Re: [PATCH v3] mm: add thp_utilization metrics to /proc/thp_utilization

From: Alex Zhu (Kernel)
Date: Wed Aug 10 2022 - 17:39:37 EST




> On Aug 10, 2022, at 10:54 AM, Yu Zhao <yuzhao@xxxxxxxxxx> wrote:
>
> !-------------------------------------------------------------------|
> This Message Is From an External Sender
>
> |-------------------------------------------------------------------!
>
> On Wed, Aug 10, 2022 at 11:15 AM Alex Zhu (Kernel) <alexlzhu@xxxxxx> wrote:
>>
>>
>>> On Aug 10, 2022, at 10:07 AM, Yang Shi <shy828301@xxxxxxxxx> wrote:
>>>
>>> On Tue, Aug 9, 2022 at 4:36 PM Yu Zhao <yuzhao@xxxxxxxxxx> wrote:
>>>>
>>>> On Tue, Aug 9, 2022 at 11:16 AM Alex Zhu (Kernel) <alexlzhu@xxxxxx> wrote:
>>>>>
>>>>>
>>>>>> OK, it is hard to tell what it looks like now. But the THPs on the
>>>>>> deferred split list may be on the "low utilization split" list too?
>>>>>> IIUC the major difference is to replace zero-filled subpage to special
>>>>>> zero page, so you implemented another THP split function to handle it?
>>>>>>
>>>>>> Anyway the code should answer the most questions.
>>>>>
>>>>> They can indeed end up on both lists. This did have to be handled when
>>>>> implementing the shrinker.
>>>>>
>>>>> We free the zero filled subpages, while modifying the existing split_huge_page()
>>>>> function. Will follow up that change in another patch.
>>>>
>>>> FYI. This series does it:
>>>>
>>>> https://lore.kernel.org/r/20210731063938.1391602-1-yuzhao@xxxxxxxxxx/
>>>>
>>>> And this one:
>>>>
>>>> https://lore.kernel.org/r/1635422215-99394-1-git-send-email-ningzhang@xxxxxxxxxxxxxxxxx/
>>>
>>> Thanks, Yu. I totally forgot about these series. It is time to refresh
>>> my memory.
>>
>> I looked through these patches yesterday.
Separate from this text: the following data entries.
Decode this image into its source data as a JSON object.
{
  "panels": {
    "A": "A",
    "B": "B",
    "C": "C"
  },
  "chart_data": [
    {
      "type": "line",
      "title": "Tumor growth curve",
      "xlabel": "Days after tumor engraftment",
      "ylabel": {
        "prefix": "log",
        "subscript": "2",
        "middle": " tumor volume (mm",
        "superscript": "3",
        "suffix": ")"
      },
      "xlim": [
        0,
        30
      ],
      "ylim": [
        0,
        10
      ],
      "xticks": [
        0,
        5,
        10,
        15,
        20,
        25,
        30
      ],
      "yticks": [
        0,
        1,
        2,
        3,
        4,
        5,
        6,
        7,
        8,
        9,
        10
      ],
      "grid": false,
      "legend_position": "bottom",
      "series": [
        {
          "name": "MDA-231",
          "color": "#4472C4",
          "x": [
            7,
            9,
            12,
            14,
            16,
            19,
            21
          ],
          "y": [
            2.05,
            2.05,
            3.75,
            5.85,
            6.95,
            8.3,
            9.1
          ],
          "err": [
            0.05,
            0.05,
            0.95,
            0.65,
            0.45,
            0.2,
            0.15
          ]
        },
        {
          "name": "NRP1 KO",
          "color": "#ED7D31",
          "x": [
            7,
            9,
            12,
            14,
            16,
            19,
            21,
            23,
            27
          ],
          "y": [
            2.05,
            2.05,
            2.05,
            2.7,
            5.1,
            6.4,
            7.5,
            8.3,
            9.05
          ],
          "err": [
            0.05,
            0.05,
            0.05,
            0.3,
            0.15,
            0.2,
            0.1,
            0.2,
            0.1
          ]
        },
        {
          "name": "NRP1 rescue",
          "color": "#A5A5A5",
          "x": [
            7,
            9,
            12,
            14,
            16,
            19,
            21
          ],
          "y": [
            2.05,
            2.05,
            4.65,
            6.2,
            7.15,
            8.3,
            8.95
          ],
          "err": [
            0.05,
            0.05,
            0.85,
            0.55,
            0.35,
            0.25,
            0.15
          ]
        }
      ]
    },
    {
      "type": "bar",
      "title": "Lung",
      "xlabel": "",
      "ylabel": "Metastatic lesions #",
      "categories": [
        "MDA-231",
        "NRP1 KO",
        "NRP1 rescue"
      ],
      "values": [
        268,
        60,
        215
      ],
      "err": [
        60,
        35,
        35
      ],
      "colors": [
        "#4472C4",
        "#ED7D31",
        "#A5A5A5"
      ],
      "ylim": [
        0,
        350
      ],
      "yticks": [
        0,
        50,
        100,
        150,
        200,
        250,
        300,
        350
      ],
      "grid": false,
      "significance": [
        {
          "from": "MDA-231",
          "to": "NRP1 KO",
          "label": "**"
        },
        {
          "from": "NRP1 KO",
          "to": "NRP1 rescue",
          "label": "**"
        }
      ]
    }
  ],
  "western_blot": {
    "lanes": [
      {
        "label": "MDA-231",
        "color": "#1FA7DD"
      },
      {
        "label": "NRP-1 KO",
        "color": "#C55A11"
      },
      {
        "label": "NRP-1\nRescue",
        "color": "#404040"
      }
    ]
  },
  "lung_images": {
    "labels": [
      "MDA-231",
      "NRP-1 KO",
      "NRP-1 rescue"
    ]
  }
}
There are indeed parts that are very similar, but the approach
>> taken seems overly complicated compared to what I have written. What’s the status of work on this since last year?
>
> Overly complicated... which patches and how?
>
> At a minimum, you'd need 1 & 3 from the first series and this patch:
>
> https://lore.kernel.org/r/20220608141432.23258-1-linmiaohe@xxxxxxxxxx/

The changes from the previous patches implement freeing of THPs as part of memcgroup and reclaim. Zero tail pages are disposed of via
lruvec as part of reclaim.

Our approach is a thp utilization worker thread scanning through physical memory adding under utilized THPs to a shrinker that calls split_huge_page(). We free zero tail pages within split_huge_page(). Reclaim will trigger the shrinker.

There is some overlap between the implementations, in particular creating a linked list in the third tail page and methods to check for zero pages.
(I believe the previous patches have a cleaner method for identifying zero pages). However, looking through the code I do believe our approach is simpler.

We chose to free within split_huge_page(), but it’s worth discussing whether to free zero pages immediately or to add to lruvec to free eventually.

I believe the split_huge_page() changes could be valuable by as a patch by itself though. Will send that out shortly.